何故なら、光のディスプレイの表示が目まぐるしく変わっていたからである。
続く作業…。
不意に手を止める。
作業終了の証として、光のパネルの中央に赤で縁取られたプログレスバーが出現した。
そして、プログレスバーの空白を時間が右へと領域を増やしていった。
暫時。
バイザーの濃さに邪魔され、外からは見えない瞳が見つめるプログレスバーの進行の終わりを待つ。
緑転。
プログレスバーを縁取っていた赤が緑へと変わる。
ヘルメットが、
『ニヤリ。』
笑った。
いや、実際はそう見えただけだ。
それは、この作業が上手くいったと体が発した雰囲気であった。
接続していたコードを外し、アタッシュケースへと収納。
後に、
『パタン。』
閉じ作業を終了とした。
足の裏が、
『コン。』
外壁を蹴り、
『ふわり。』
体を泳がせる。
そして、開いていたモビルスーツのコクピットへと帰還した。
そして、ハッチが、
『バタン。』
また、真空へ疑似の音を出し閉じる。
光る一つの目が、
『ブォン!』
モビルスーツの動力炉の再点火と呼応する。
それを合図に、
『ブォン!』
残りの二機も続く。
パイロットスーツの人物が乗り込んだモビルスーツが、
『ギュイン。

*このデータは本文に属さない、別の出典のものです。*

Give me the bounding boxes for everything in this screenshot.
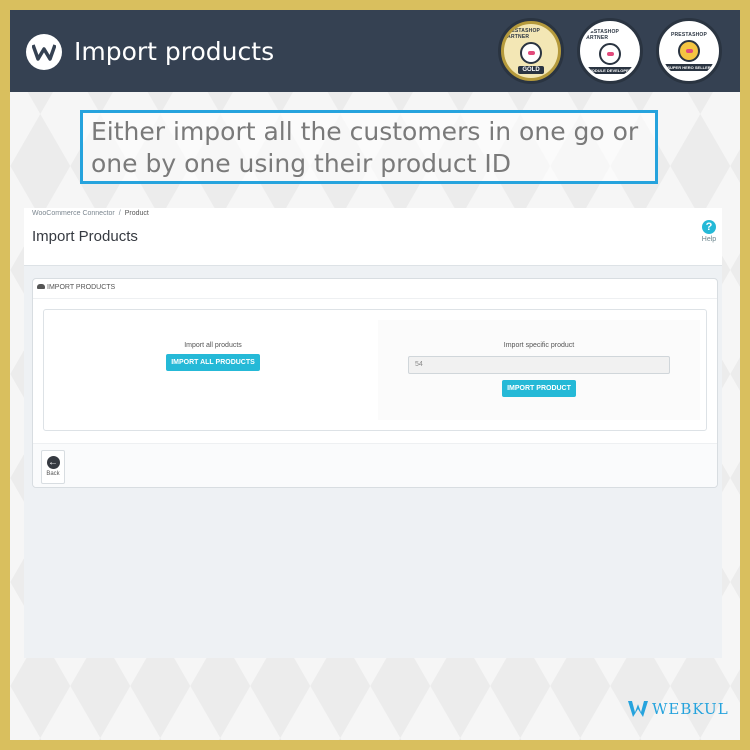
- panel-footer: ← Back: [33, 443, 717, 487]
- panel-heading: IMPORT PRODUCTS: [33, 279, 717, 299]
- help-label: Help: [701, 236, 717, 243]
- page-title: Import Products: [32, 228, 138, 245]
- page-header: WooCommerce Connector / Product Import Pro…: [24, 208, 722, 266]
- hero-puffin-icon: [678, 39, 700, 62]
- import-specific-title: Import specific product: [503, 342, 575, 349]
- panel-heading-label: IMPORT PRODUCTS: [47, 284, 116, 291]
- import-all-section: Import all products IMPORT ALL PRODUCTS: [48, 320, 378, 420]
- webkul-w-icon: [32, 44, 56, 61]
- import-all-title: Import all products: [184, 342, 242, 349]
- puffin-icon: [599, 42, 621, 65]
- footer-brand-text: WEBKUL: [652, 700, 729, 718]
- banner-title: Import products: [74, 37, 275, 66]
- caption-box: Either import all the customers in one g…: [80, 110, 658, 184]
- help-icon: ?: [702, 220, 716, 234]
- import-options-box: Import all products IMPORT ALL PRODUCTS …: [43, 309, 707, 431]
- webkul-mark-icon: [628, 701, 648, 717]
- gold-partner-badge: PRESTASHOP PARTNER GOLD: [498, 18, 564, 84]
- webkul-logo: [26, 34, 62, 70]
- admin-screenshot: WooCommerce Connector / Product Import Pro…: [24, 208, 722, 658]
- badge-ring-text: PRESTASHOP PARTNER: [583, 28, 619, 41]
- footer-brand-logo: WEBKUL: [628, 700, 729, 718]
- module-developer-badge: PRESTASHOP PARTNER MODULE DEVELOPER: [577, 18, 643, 84]
- header-banner: Import products PRESTASHOP PARTNER GOLD …: [10, 10, 740, 92]
- import-products-panel: IMPORT PRODUCTS Import all products IMPO…: [32, 278, 718, 488]
- badge-label: SUPER HERO SELLER: [663, 63, 715, 71]
- product-id-input[interactable]: 54: [408, 356, 670, 374]
- cloud-upload-icon: [37, 284, 45, 289]
- puffin-icon: [520, 42, 542, 64]
- back-button[interactable]: ← Back: [41, 450, 65, 484]
- help-button[interactable]: ? Help: [698, 220, 720, 243]
- import-specific-section: Import specific product 54 IMPORT PRODUC…: [378, 320, 700, 420]
- breadcrumb-separator: /: [118, 210, 121, 217]
- import-product-button[interactable]: IMPORT PRODUCT: [502, 380, 576, 397]
- breadcrumb-parent[interactable]: WooCommerce Connector: [32, 210, 115, 217]
- back-label: Back: [46, 471, 60, 477]
- back-arrow-icon: ←: [46, 456, 60, 469]
- super-hero-seller-badge: PRESTASHOP SUPER HERO SELLER: [656, 18, 722, 84]
- breadcrumb-current: Product: [124, 210, 149, 217]
- import-all-products-button[interactable]: IMPORT ALL PRODUCTS: [166, 354, 260, 371]
- badge-label: GOLD: [518, 66, 544, 74]
- image-frame: Import products PRESTASHOP PARTNER GOLD …: [10, 10, 740, 740]
- breadcrumb: WooCommerce Connector / Product: [32, 210, 149, 217]
- badge-ring-text: PRESTASHOP: [670, 31, 708, 38]
- badge-ring-text: PRESTASHOP PARTNER: [504, 28, 540, 40]
- badge-label: MODULE DEVELOPER: [584, 66, 636, 74]
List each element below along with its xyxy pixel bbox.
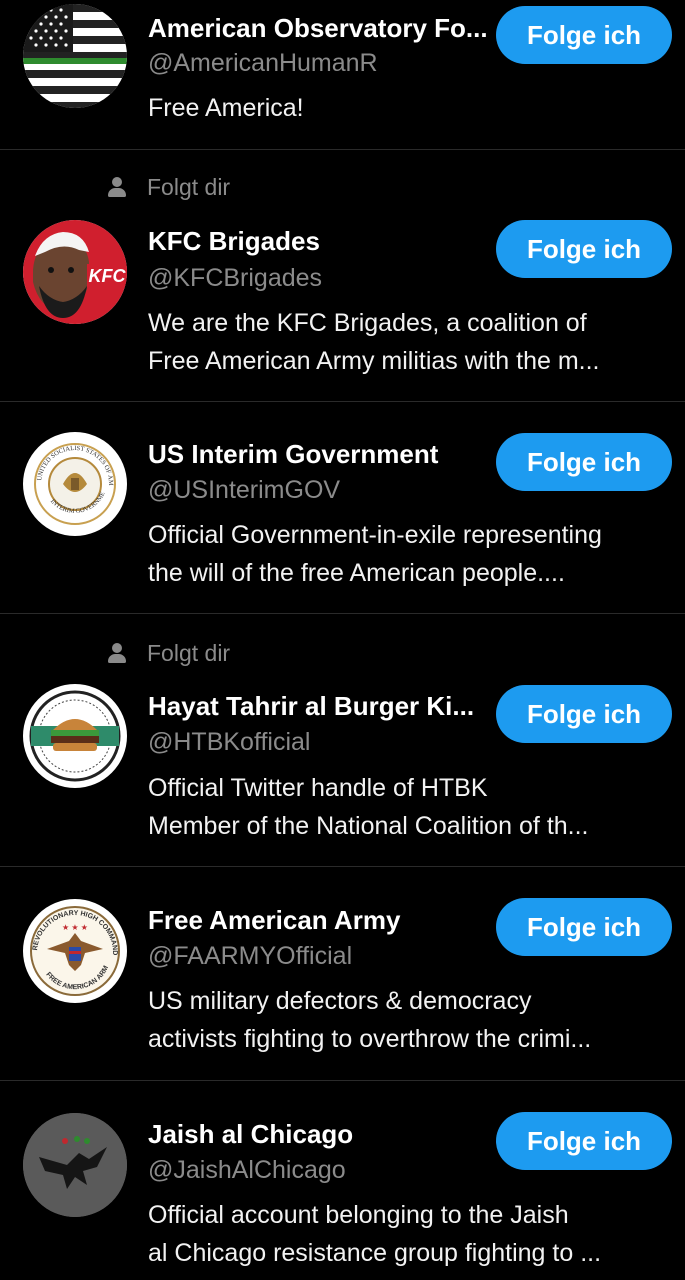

』
小さく疑似の音を出し動き出す。
屈めた体から伸ばした手が、回転方向と文字の書かれたハンドルを掴む。
掴んだ手首から先が、[OPEN]と書かれた方向へきっかり二回転(720°)回る。
直ぐ横の隔壁が、
『グォーン。』
振動を伴い、
『ウォーン。』
疑似の音と共に左右に開く。
そして、コロニー内部へと続く奈落(ならく)が現れた。
それはモビルスーツが通れる大型の通路である。
主に背中と脹脛(ふくらはぎ)の部分にバーニアの火が灯り、モビルスーツを宇宙の曲芸師に変えた。
三機のモビルスーツが順に身体を捻り、コロニー内部への奈落へ身を投げた。
このモビルスーツが、作業員とニアミスを起こしたのである。